Фролов вздрогнул. Он стоял на пороге пустой комнаты и смотрел на пожелтевшие обои, и стоял, кажется, уже давно. За его спиной суетился Ебелкин, вызвавшийся помогать с переездом.
— Мы там с Валеркой уже тюки погрузили.
— А… да… спасибо.
— Что-то еще осталось?
— Нет. Вроде нет. Спасибо.
Из кухни доносилось грохотание кастрюль, а за стенкой шумел телевизор. Звуки эхом отдавались от стен. Из потолка торчал провод, оставшийся от свинченной люстры. Доски на полу протерлись, а в том месте, где стояла стенка, и вовсе потускнели от застарелой пыли.
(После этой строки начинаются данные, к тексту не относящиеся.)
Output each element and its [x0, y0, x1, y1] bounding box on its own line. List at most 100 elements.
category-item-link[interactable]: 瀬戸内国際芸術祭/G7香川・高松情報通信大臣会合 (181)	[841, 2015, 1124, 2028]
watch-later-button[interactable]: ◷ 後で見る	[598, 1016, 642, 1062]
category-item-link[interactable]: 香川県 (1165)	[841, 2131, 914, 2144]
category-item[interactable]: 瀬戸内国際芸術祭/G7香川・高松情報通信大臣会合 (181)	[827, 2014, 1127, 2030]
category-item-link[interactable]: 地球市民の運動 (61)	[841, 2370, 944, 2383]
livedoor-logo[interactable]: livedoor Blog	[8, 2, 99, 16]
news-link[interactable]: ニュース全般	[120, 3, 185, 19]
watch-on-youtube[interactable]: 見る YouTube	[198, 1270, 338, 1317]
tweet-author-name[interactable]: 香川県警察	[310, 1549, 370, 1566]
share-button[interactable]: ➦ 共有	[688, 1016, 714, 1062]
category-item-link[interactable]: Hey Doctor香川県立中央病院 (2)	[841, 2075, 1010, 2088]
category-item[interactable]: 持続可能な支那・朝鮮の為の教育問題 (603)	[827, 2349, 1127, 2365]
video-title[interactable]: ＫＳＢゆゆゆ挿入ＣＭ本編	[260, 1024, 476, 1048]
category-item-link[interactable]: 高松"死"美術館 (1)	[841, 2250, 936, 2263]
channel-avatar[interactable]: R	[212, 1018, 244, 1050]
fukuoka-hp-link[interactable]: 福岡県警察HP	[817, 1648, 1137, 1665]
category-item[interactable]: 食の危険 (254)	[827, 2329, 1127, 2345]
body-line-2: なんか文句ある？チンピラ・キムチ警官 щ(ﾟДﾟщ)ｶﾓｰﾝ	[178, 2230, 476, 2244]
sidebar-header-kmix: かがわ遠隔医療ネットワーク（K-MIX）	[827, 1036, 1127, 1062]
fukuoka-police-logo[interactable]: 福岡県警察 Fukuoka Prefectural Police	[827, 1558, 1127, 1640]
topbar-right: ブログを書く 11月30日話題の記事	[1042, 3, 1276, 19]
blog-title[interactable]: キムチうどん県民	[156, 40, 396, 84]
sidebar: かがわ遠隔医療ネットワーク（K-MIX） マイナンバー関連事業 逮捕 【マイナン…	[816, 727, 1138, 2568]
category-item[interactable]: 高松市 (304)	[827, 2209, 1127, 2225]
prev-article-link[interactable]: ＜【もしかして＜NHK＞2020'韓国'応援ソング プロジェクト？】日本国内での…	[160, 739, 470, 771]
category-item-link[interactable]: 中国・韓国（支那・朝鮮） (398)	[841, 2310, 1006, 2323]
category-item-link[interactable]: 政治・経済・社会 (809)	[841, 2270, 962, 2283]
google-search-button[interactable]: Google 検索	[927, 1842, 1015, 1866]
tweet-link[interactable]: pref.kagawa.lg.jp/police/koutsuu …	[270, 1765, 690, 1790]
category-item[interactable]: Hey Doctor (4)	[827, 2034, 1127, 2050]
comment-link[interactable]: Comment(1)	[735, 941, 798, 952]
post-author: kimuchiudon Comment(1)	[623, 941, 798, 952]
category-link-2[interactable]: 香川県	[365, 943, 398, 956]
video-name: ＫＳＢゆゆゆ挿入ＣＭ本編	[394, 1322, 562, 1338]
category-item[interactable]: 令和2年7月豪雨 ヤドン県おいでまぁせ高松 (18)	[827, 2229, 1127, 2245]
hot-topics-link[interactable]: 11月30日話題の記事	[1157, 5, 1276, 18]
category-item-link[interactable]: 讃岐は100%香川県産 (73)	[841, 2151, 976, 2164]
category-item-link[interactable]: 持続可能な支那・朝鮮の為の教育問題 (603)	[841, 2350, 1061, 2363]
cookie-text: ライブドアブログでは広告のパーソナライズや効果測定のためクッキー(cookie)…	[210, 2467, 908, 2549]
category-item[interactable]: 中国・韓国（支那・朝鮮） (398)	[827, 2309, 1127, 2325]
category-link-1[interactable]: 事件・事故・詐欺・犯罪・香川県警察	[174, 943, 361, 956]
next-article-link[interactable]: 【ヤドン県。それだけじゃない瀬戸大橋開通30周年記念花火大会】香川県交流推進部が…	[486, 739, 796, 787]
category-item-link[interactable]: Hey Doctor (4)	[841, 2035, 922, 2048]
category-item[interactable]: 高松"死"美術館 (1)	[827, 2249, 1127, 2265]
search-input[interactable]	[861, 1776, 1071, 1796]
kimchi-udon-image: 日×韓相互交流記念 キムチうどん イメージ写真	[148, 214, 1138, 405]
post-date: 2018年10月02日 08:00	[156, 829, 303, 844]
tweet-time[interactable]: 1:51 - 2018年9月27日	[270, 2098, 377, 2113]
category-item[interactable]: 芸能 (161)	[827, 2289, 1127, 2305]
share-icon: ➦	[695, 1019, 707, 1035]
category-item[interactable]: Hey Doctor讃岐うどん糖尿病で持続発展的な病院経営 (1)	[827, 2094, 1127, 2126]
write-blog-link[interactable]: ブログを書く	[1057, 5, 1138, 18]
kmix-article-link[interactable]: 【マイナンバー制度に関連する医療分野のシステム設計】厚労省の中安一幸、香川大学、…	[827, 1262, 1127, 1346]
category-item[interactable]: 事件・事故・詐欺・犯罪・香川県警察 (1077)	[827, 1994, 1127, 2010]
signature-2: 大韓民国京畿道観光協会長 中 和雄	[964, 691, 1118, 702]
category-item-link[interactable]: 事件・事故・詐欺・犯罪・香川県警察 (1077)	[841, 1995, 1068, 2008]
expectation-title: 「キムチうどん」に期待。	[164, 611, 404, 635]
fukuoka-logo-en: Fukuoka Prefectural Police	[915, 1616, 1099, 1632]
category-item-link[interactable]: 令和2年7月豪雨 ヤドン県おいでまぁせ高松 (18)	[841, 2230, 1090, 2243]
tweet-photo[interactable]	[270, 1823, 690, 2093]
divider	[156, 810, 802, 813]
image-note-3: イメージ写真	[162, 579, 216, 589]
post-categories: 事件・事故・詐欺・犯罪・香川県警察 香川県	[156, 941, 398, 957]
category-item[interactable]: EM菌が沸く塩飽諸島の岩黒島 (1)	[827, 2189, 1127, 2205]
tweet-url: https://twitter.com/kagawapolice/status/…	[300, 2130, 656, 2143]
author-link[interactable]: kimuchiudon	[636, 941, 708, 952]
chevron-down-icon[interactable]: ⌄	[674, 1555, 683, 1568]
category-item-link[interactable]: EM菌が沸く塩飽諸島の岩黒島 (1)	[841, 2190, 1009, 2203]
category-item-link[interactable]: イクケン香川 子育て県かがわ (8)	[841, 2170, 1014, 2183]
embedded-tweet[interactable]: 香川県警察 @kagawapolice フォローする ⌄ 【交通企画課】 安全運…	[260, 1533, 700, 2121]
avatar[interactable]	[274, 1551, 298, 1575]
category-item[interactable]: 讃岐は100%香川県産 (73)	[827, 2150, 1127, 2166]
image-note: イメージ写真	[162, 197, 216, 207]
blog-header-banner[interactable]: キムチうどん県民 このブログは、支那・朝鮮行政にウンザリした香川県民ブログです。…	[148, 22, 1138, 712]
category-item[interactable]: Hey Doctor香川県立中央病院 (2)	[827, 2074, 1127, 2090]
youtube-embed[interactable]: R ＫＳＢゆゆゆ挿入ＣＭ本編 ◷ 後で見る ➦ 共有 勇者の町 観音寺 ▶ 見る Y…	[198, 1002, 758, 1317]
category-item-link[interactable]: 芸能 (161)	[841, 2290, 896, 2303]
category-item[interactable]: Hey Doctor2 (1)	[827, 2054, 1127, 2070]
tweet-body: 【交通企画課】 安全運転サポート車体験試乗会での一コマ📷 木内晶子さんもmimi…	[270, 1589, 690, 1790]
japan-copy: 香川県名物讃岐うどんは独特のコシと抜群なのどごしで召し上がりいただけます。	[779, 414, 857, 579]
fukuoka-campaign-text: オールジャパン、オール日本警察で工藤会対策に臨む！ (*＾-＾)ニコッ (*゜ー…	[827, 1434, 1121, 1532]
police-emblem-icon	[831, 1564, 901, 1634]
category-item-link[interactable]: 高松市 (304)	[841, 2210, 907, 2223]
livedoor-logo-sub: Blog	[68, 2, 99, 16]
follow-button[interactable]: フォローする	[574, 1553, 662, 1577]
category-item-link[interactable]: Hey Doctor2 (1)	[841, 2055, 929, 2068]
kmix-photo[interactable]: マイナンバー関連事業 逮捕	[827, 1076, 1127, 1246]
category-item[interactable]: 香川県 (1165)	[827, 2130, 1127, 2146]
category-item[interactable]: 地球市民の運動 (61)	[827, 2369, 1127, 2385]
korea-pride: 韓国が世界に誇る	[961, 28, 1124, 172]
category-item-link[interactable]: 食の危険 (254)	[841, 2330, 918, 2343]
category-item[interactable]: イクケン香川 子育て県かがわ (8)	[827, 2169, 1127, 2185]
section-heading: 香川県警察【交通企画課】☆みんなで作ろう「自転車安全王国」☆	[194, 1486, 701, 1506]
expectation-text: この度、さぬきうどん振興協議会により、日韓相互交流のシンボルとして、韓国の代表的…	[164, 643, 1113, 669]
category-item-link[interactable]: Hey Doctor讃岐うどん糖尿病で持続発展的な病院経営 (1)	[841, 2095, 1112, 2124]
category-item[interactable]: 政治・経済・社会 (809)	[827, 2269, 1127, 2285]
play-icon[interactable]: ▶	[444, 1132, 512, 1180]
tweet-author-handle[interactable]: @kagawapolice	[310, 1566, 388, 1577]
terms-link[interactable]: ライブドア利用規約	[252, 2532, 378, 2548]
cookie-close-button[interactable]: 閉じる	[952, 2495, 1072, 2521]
Ебелкин осторожно заметил:
— Ехать пора.
— Да, — Фролов отмер. — Пора.
Дальше все было как по списку. Найти в коридоре Оленьку, отдать ей ключи для коменданта, выдержать вежливые причитания. Потом лестница. Вниз, скорее вниз. Кабина грузовика, веселый водитель из села, анекдоты в дороге. Светофоры, многоэтажки. Подтаявший серый снег. Перетаскав тюки и мебель в квартиру, Фролов сердечно поблагодарил Ебелкина и Валерку и с большим облегчением закрыл за ними дверь.
Оставшись в одиночестве, он прошелся по пустым комнатам в новой квартире, удивляясь тому, как много здесь места. Тюки были свалены неопрятной грудой в маленькой комнате; кроме них, в комнате еще стояла старая Ванькина тахта. Стол оттащили на кухню. Сервант и диван поставили в дальней комнате — той, что побольше. Фролов остановился у окна и долго смотрел, как темнеет горизонт. Странно, еще только четыре часа — какой закат? Он запоздало и через силу вспомнил, что уже почти зима.
Мысли вообще давались ему трудно, особенно отвлеченные и беспредметные.
Да, зима. Он смотрел и смотрел, как на горизонте сгущается тьма, пытаясь вместить в голове мысль, что теперь будет здесь жить. Здесь, в этом раннем мраке. Среди голых стен.